KNIME big tables join

Alkaline · March 11, 2021, 10:54am

Hi,

I want to join different tables:

1.4 Mio
0,06 Mio
0,04 Mio
0,01 Mio
2,1 Mio
0,4 Mio

My laptop (16 GB Ram, i7-6820 @2.7 GHz, AMD R7 M370) is able to do the first or second join but then cannot continue (also over the weekend).

I looked here and optimized my knime.ini

Any further tipps? What is important for the performance when I will look for a new laptop (Ram, CPU or graphic card)?

Iris · March 11, 2021, 3:01pm

Did you try using our /Joiner (Labs) We did a lot of optimizations for this and it is a lot faster.

Keep in mind that this can be a huge resulting table. Do you need the full joined table afterwards?

AnotherFraudUser · March 16, 2021, 3:47am

Hi @Alkaline,

how are you joining your data?
Each dataset with a cross join?

Something you could try is to reset the rowid after a join (so you do not get stacked Row1_Row2_X as IDs in a join.
How many columns do you have? Maybe you could remove columns and later do a lookup after completing the large joins.

Did you enable keep in memory in thr joiner configuration?

But I think Iris suggestion is a good start

Regarding the question for your specs - it depends on what you are doing. I think in most cases memory and cpu will be relevant however some learning modules might facilitate the GPU as well. However why not just test it with your usecase yourself? Start your heavy workload process and check e.g. in the task manager what is the most used resource

mlauber71 · March 16, 2021, 5:46am

@Alkaline could you tell us more about the nature of the joins? Do they involve single IDs and are these IDs strings or numbers (or a combination).

Is there an error message if any. Can you check if you run into problems with Java heap space.

Then you could try and tell KNIME to do everything writing to disk (in case you experience memory problems). Or you could do one join per workflow and save the result in a table.

Further hints about KNIME and performance can be found here.

Another thing you could try is install a local database like postgres or MariaDB and see if they are able to make the join and use KNIME as a front end.

Alkaline · March 17, 2021, 9:21am

Hi,

thank you all for the good suggestions. I will try the joiner (labs).

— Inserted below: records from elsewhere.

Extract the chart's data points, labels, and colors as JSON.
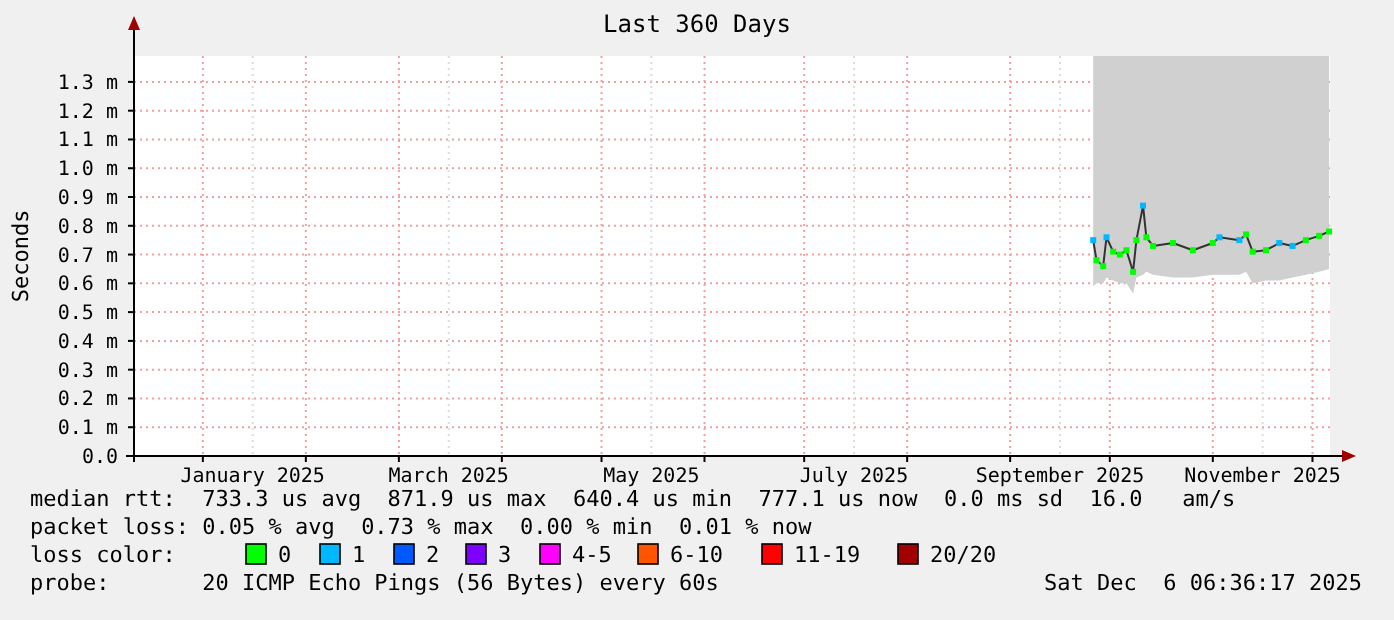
{
  "chart_data": {
    "type": "line",
    "title": "Last 360 Days",
    "ylabel": "Seconds",
    "xlim": [
      "2024-12-11T06:36",
      "2025-12-06T06:36"
    ],
    "xticks": [
      {
        "value": "2025-01-01",
        "label": null
      },
      {
        "value": "2025-01-16",
        "label": "January 2025"
      },
      {
        "value": "2025-02-01",
        "label": null
      },
      {
        "value": "2025-03-01",
        "label": null
      },
      {
        "value": "2025-03-16",
        "label": "March 2025"
      },
      {
        "value": "2025-04-01",
        "label": null
      },
      {
        "value": "2025-05-01",
        "label": null
      },
      {
        "value": "2025-05-16",
        "label": "May 2025"
      },
      {
        "value": "2025-06-01",
        "label": null
      },
      {
        "value": "2025-07-01",
        "label": null
      },
      {
        "value": "2025-07-16",
        "label": "July 2025"
      },
      {
        "value": "2025-08-01",
        "label": null
      },
      {
        "value": "2025-09-01",
        "label": null
      },
      {
        "value": "2025-09-16",
        "label": "September 2025"
      },
      {
        "value": "2025-10-01",
        "label": null
      },
      {
        "value": "2025-11-01",
        "label": null
      },
      {
        "value": "2025-11-16",
        "label": "November 2025"
      },
      {
        "value": "2025-12-01",
        "label": null
      }
    ],
    "ylim": [
      0,
      1.39
    ],
    "yticks": [
      {
        "value": 0,
        "label": "0.0"
      },
      {
        "value": 0.1,
        "label": "0.1 m"
      },
      {
        "value": 0.2,
        "label": "0.2 m"
      },
      {
        "value": 0.3,
        "label": "0.3 m"
      },
      {
        "value": 0.4,
        "label": "0.4 m"
      },
      {
        "value": 0.5,
        "label": "0.5 m"
      },
      {
        "value": 0.6,
        "label": "0.6 m"
      },
      {
        "value": 0.7,
        "label": "0.7 m"
      },
      {
        "value": 0.8,
        "label": "0.8 m"
      },
      {
        "value": 0.9,
        "label": "0.9 m"
      },
      {
        "value": 1.0,
        "label": "1.0 m"
      },
      {
        "value": 1.1,
        "label": "1.1 m"
      },
      {
        "value": 1.2,
        "label": "1.2 m"
      },
      {
        "value": 1.3,
        "label": "1.3 m"
      }
    ],
    "grid": true,
    "legend": "bottom",
    "legend_title": "loss color:",
    "x": [
      "2025-09-26",
      "2025-09-27",
      "2025-09-29",
      "2025-09-30",
      "2025-10-02",
      "2025-10-04",
      "2025-10-06",
      "2025-10-08",
      "2025-10-09",
      "2025-10-11",
      "2025-10-12",
      "2025-10-14",
      "2025-10-20",
      "2025-10-26",
      "2025-11-01",
      "2025-11-03",
      "2025-11-09",
      "2025-11-11",
      "2025-11-13",
      "2025-11-17",
      "2025-11-21",
      "2025-11-25",
      "2025-11-29",
      "2025-12-03",
      "2025-12-06"
    ],
    "series": [
      {
        "marker": "none",
        "color": "#333333",
        "values": [
          0.75,
          0.68,
          0.66,
          0.76,
          0.71,
          0.7,
          0.715,
          0.64,
          0.75,
          0.87,
          0.76,
          0.73,
          0.74,
          0.715,
          0.74,
          0.76,
          0.75,
          0.77,
          0.71,
          0.715,
          0.74,
          0.73,
          0.75,
          0.765,
          0.78
        ],
        "lower": [
          0.59,
          0.6,
          0.6,
          0.62,
          0.61,
          0.6,
          0.6,
          0.565,
          0.62,
          0.63,
          0.64,
          0.63,
          0.62,
          0.62,
          0.63,
          0.63,
          0.63,
          0.64,
          0.6,
          0.61,
          0.61,
          0.62,
          0.63,
          0.64,
          0.65
        ],
        "upper": [
          1.39,
          1.39,
          1.39,
          1.39,
          1.39,
          1.39,
          1.39,
          1.39,
          1.39,
          1.39,
          1.39,
          1.39,
          1.39,
          1.39,
          1.39,
          1.39,
          1.39,
          1.39,
          1.39,
          1.39,
          1.39,
          1.39,
          1.39,
          1.39,
          1.39
        ]
      },
      {
        "type": "scatter",
        "name": "0",
        "color": "#00ff00",
        "values": [
          null,
          0.68,
          0.66,
          null,
          0.71,
          0.7,
          0.715,
          0.64,
          0.75,
          null,
          0.76,
          0.73,
          0.74,
          0.715,
          0.74,
          null,
          null,
          0.77,
          0.71,
          0.715,
          null,
          null,
          0.75,
          0.765,
          0.78
        ]
      },
      {
        "type": "scatter",
        "name": "1",
        "color": "#00b8ff",
        "values": [
          0.75,
          null,
          null,
          0.76,
          null,
          null,
          null,
          null,
          null,
          0.87,
          null,
          null,
          null,
          null,
          null,
          0.76,
          0.75,
          null,
          null,
          null,
          0.74,
          0.73,
          null,
          null,
          null
        ]
      },
      {
        "type": "scatter",
        "name": "2",
        "color": "#0059ff",
        "values": [
          null,
          null,
          null,
          null,
          null,
          null,
          null,
          null,
          null,
          null,
          null,
          null,
          null,
          null,
          null,
          null,
          null,
          null,
          null,
          null,
          null,
          null,
          null,
          null,
          null
        ]
      },
      {
        "type": "scatter",
        "name": "3",
        "color": "#7e00ff",
        "values": [
          null,
          null,
          null,
          null,
          null,
          null,
          null,
          null,
          null,
          null,
          null,
          null,
          null,
          null,
          null,
          null,
          null,
          null,
          null,
          null,
          null,
          null,
          null,
          null,
          null
        ]
      },
      {
        "type": "scatter",
        "name": "4-5",
        "color": "#ff00ff",
        "values": [
          null,
          null,
          null,
          null,
          null,
          null,
          null,
          null,
          null,
          null,
          null,
          null,
          null,
          null,
          null,
          null,
          null,
          null,
          null,
          null,
          null,
          null,
          null,
          null,
          null
        ]
      },
      {
        "type": "scatter",
        "name": "6-10",
        "color": "#ff5500",
        "values": [
          null,
          null,
          null,
          null,
          null,
          null,
          null,
          null,
          null,
          null,
          null,
          null,
          null,
          null,
          null,
          null,
          null,
          null,
          null,
          null,
          null,
          null,
          null,
          null,
          null
        ]
      },
      {
        "type": "scatter",
        "name": "11-19",
        "color": "#ff0000",
        "values": [
          null,
          null,
          null,
          null,
          null,
          null,
          null,
          null,
          null,
          null,
          null,
          null,
          null,
          null,
          null,
          null,
          null,
          null,
          null,
          null,
          null,
          null,
          null,
          null,
          null
        ]
      },
      {
        "type": "scatter",
        "name": "20/20",
        "color": "#a10000",
        "values": [
          null,
          null,
          null,
          null,
          null,
          null,
          null,
          null,
          null,
          null,
          null,
          null,
          null,
          null,
          null,
          null,
          null,
          null,
          null,
          null,
          null,
          null,
          null,
          null,
          null
        ]
      }
    ],
    "marker": "square",
    "annotations": [
      "median rtt:  733.3 us avg  871.9 us max  640.4 us min  777.1 us now  0.0 ms sd  16.0   am/s",
      "packet loss: 0.05 % avg  0.73 % max  0.00 % min  0.01 % now",
      "probe:       20 ICMP Echo Pings (56 Bytes) every 60s",
      "Sat Dec  6 06:36:17 2025"
    ]
  }
}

I have these tables and the common identifier is a string (letters,numbers & symbols). The tables do not have many rows, each one 4-5. I want to bring all these information together into one table. After the second or third join, there is no more progress, the percentage does not increase any longer. I will try to write everything on the disk, as I think that it might be memory problems (just a feeling). And will also look into the metacollection :).

Daniel_Weikert · March 17, 2021, 5:36pm

best of luck and feel free to post your update here. Surely interesting to many of us here.
BR

system · September 16, 2021, 5:37am

This topic was automatically closed 182 days after the last reply. New replies are no longer allowed.